Pan Xiaoying, Gao Xuanrong, Wang Hongyu, Zhang Wuxia, Mu Yuanzhen, He Xianli
School of Computer Science and Technology, Xi'an University of Posts and Telecommunications, GuoDu, Xi'an, 710121, Shaanxi, China.
Shaanxi Key Laboratory of Network Data Analysis and Intelligent Processing, Xi'an University of Posts and Telecommunications, Xi'an, 710121, Shaanxi, China.
Int J Comput Assist Radiol Surg. 2023 Jan;18(1):139-147. doi: 10.1007/s11548-022-02785-y. Epub 2022 Nov 4.
Surgical workflow recognition has emerged as an important part of computer-assisted intervention systems for the modern operating room, which also is a very challenging problem. Although the CNN-based approach achieves excellent performance, it does not learn global and long-range semantic information interactions well due to the inductive bias inherent in convolution.

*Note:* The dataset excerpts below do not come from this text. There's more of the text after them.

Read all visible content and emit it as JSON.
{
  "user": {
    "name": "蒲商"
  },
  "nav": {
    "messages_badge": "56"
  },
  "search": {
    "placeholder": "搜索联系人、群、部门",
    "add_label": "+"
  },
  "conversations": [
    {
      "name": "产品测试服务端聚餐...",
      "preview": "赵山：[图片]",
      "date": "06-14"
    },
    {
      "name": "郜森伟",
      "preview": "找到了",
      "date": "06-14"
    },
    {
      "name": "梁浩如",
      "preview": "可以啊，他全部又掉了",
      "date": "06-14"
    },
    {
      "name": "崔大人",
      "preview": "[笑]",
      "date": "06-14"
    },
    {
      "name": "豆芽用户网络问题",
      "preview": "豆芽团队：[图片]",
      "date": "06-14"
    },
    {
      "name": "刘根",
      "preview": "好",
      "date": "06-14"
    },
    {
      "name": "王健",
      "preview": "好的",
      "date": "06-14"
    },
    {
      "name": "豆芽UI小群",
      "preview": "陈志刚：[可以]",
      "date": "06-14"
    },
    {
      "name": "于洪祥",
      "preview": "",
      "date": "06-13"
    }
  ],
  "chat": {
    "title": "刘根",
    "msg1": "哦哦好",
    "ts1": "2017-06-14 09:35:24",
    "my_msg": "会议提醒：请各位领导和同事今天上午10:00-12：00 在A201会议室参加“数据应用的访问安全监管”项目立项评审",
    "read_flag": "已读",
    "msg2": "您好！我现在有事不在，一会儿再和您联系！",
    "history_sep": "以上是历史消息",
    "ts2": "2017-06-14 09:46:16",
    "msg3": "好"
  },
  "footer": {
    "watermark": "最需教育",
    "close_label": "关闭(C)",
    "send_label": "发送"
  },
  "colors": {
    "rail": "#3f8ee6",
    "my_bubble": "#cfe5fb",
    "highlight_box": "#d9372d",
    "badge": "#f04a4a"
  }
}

In this paper, we propose a temporal-based Swin Transformer network (TSTNet) for the surgical video workflow recognition task. TSTNet contains two main parts: the Swin Transformer and the LSTM. The Swin Transformer incorporates the attention mechanism to encode remote dependencies and learn highly expressive representations. The LSTM is capable of learning long-range dependencies and is used to extract temporal information. The TSTNet organically combines the two components to extract spatiotemporal features that contain more contextual information. In particular, based on a full understanding of the natural features of the surgical video, we propose a priori revision algorithm (PRA) using a priori information about the sequence of the surgical phase. This strategy optimizes the output of TSTNet and further improves the recognition performance.
We conduct extensive experiments using the Cholec80 dataset to validate the effectiveness of the TSTNet-PRA method. Our method achieves excellent performance on the Cholec80 dataset, which accuracy is up to 92.8% and greatly exceeds the state-of-the-art methods.
By modelling remote temporal information and multi-scale visual information, we propose the TSTNet-PRA method. It was evaluated on a large public dataset, showing a high recognition capability superior to other spatiotemporal networks.
手术工作流程识别已成为现代手术室计算机辅助干预系统的重要组成部分,这也是一个极具挑战性的问题。尽管基于卷积神经网络(CNN)的方法取得了优异的性能,但由于卷积固有的归纳偏差,它不能很好地学习全局和远程语义信息交互。
在本文中,我们提出了一种基于时间的Swin Transformer网络(TSTNet)用于手术视频工作流程识别任务。TSTNet包含两个主要部分:Swin Transformer和长短期记忆网络(LSTM)。Swin Transformer结合注意力机制来编码远程依赖并学习高表达性的表示。LSTM能够学习长程依赖并用于提取时间信息。TSTNet将这两个组件有机结合以提取包含更多上下文信息的时空特征。特别是,在充分理解手术视频自然特征的基础上,我们提出了一种使用手术阶段序列先验信息的先验修正算法(PRA)。该策略优化了TSTNet的输出并进一步提高了识别性能。
我们使用Cholec80数据集进行了广泛的实验,以验证TSTNet - PRA方法的有效性。我们的方法在Cholec80数据集上取得了优异的性能,准确率高达92.8%,大大超过了现有最先进的方法。
通过对远程时间信息和多尺度视觉信息进行建模,我们提出了TSTNet - PRA方法。它在一个大型公共数据集上进行了评估,显示出优于其他时空网络的高识别能力。